Int J Radiat Oncol Biol Phys. 2023 Oct 01. pii: S0360-3016(23)06247-8. [Epub ahead of print]117(2S): e531
M K Graham,
S Mao,
A N Viswanathan,
R Wang,
B Wodu,
A Gupta,
A Vaghasia,
J Leitzel,
K Lowe,
S Di Pasquale,
D Kaplin,
T L DeWeese,
S Yegnasubramanian.
PURPOSE/OBJECTIVE(S): Malignancies found within vaginal tissue are often diagnosed as cancers of the cervix, vulva, or urethra and are clinically treated with similar modalities. However, the rarity of vaginal cancer may be an artifice of categorization; current treatment paradigms do not take into account tissue-specific mutations and differences in mechanistic pathways intracellularly. Understanding the shared and distinctly different transcriptional profiles of vaginal and cervical tumors at a single-cell resolution will provide insights in vaginal tumor biology and will open avenues for future clinical interventions.MATERIALS/METHODS: Biopsies of tumor and adjacent normal tissue from 9 patients (3 adenocarcinomas (ADC), 3 squamous cell carcinomas (SCC) from the cervix, and 3 vaginal SCC) were collected and analyzed by single-cell RNA sequencing (scRNA-seq) to compare the tumor, immune, and stromal features of cervical and vaginal cancers.

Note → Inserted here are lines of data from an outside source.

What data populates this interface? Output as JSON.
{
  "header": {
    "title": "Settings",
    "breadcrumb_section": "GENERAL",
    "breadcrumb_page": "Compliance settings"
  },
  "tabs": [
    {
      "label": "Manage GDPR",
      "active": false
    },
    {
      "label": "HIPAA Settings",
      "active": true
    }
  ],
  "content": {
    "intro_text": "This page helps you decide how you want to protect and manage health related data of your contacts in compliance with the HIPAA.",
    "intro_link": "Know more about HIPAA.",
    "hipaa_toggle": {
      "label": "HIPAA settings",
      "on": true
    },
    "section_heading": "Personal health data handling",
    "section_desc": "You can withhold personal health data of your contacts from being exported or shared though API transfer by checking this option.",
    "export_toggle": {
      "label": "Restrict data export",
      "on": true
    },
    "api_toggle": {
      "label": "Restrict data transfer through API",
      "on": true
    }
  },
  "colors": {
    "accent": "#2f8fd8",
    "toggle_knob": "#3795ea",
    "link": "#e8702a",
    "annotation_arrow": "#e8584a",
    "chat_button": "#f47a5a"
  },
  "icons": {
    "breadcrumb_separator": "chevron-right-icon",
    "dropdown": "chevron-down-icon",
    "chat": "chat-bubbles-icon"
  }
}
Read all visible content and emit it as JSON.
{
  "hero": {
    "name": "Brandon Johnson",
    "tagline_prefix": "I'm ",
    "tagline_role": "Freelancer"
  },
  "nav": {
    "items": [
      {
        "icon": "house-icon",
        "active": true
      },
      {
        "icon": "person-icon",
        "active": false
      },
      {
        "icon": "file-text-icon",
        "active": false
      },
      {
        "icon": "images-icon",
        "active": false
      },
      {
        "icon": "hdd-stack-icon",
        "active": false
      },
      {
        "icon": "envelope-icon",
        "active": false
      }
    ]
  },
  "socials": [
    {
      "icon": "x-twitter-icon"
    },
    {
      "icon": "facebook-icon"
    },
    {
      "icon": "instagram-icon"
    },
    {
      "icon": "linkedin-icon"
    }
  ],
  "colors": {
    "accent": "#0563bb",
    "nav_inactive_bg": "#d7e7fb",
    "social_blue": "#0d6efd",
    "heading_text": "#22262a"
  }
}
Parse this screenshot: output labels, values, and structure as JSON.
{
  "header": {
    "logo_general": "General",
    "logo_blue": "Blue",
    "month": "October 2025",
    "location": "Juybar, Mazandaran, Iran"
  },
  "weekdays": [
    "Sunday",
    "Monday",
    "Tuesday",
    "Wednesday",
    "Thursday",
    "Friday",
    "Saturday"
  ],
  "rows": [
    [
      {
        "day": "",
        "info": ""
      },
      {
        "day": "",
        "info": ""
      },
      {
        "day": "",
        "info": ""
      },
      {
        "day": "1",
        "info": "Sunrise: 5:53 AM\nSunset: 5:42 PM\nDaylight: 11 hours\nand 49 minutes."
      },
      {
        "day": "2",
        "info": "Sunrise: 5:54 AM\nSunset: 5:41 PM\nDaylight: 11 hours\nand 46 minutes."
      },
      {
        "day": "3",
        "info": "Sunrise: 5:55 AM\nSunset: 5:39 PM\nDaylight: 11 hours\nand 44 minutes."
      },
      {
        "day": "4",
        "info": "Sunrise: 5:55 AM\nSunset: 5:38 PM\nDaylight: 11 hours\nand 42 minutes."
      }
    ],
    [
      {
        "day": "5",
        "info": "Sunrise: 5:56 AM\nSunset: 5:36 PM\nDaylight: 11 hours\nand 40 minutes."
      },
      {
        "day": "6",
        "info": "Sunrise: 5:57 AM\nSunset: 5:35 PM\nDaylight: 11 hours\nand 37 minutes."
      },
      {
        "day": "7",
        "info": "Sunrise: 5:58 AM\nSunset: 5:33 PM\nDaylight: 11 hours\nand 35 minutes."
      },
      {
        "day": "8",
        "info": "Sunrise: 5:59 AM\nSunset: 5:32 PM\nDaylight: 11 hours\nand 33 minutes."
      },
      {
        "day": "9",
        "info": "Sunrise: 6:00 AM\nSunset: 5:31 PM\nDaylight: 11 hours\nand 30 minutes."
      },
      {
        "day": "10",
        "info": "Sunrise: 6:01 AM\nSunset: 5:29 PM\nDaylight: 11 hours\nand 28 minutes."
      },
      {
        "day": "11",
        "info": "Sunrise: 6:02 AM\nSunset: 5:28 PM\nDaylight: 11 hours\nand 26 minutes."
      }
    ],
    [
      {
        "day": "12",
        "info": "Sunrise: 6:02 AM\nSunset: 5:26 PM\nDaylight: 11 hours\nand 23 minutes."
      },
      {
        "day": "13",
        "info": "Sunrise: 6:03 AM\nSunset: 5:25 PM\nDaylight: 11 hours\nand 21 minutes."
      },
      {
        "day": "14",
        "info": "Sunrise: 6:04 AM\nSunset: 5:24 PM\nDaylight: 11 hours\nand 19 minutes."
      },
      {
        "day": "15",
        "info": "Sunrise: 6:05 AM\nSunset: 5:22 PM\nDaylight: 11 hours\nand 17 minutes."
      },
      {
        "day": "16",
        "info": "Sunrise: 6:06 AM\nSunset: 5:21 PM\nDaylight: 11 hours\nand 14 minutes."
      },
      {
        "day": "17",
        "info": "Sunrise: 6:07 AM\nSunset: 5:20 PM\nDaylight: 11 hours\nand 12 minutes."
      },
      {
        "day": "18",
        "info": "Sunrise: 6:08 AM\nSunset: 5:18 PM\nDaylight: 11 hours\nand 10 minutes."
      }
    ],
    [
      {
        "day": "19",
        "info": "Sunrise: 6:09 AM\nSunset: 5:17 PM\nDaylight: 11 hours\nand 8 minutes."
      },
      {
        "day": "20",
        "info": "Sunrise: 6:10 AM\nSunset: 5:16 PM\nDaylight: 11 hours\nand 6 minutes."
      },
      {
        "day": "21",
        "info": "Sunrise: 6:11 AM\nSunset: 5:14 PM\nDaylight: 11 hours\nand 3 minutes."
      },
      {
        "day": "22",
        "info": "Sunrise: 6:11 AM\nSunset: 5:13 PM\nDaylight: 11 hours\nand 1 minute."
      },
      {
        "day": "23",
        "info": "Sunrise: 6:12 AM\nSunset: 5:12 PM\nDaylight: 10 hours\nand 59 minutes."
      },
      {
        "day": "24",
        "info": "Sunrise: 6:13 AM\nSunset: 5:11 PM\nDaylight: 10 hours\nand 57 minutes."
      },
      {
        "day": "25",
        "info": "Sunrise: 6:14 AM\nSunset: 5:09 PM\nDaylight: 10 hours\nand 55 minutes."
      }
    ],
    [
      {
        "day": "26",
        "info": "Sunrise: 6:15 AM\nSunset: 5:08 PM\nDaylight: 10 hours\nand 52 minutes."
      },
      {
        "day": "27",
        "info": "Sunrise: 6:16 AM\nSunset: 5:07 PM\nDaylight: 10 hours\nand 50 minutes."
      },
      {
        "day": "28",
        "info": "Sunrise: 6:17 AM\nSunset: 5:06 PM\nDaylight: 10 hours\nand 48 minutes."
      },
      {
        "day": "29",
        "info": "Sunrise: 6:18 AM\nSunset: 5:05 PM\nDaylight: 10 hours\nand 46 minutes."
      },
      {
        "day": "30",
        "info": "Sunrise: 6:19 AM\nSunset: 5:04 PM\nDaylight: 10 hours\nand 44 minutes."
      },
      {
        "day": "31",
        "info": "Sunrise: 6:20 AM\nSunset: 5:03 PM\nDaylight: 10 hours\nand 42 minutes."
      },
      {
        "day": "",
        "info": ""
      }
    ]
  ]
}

RESULTS: Collectively, over 50,000 cells were analyzed by scRNA-seq in this study. We performed dimensionality reduction and clustering analysis of the single-cell transcriptomes to identify the major cell types composing the vaginal and cervical tumor tissues. Compared to Cervical SCC, Vaginal SCC tissues showed reduced fractions of macrophages (-2.7 log2-fold; padj < 0.02) and T cells (-3.7 log2-fold; padj < 0.02) by differential cell proportion analysis (RAISIN). Likewise, the vaginal SCC epithelial cell compartments showed downregulation of inflammatory pathways including TNF signaling via NFKB (NES = -5.7, padj = 5.0 × 10-19), IL2 STAT5 signaling (NES = -4.5, padj = 1.6 × 10-12), and interferon gamma response (NES = -4.3, padj = 9.4 × 10-12), among the Hallmark pathway collection. On the other hand, vaginal SCC epithelial cells showed significant upregulation of oxidative phosphorylation (NES = 4.8, padj = 1.7 × 10-17), p53 pathway (NES = 4.2, padj = 1.8 × 10-13), mTORC1 signaling (NES = 4.2, padj = 1.9 × 10-13), and estrogen early and late response (NES = 4.0, padj < 7.5 × 10-12) compared to cervical SCC.
CONCLUSION: These results highlight distinct differences in the cell type composition and cancer epithelial pathways in vaginal vs. cervical SCC. Among upregulated pathways in vaginal SCC, ER and mTORC1 pathway activation may represent targets for therapeutic intervention worthy of further investigation.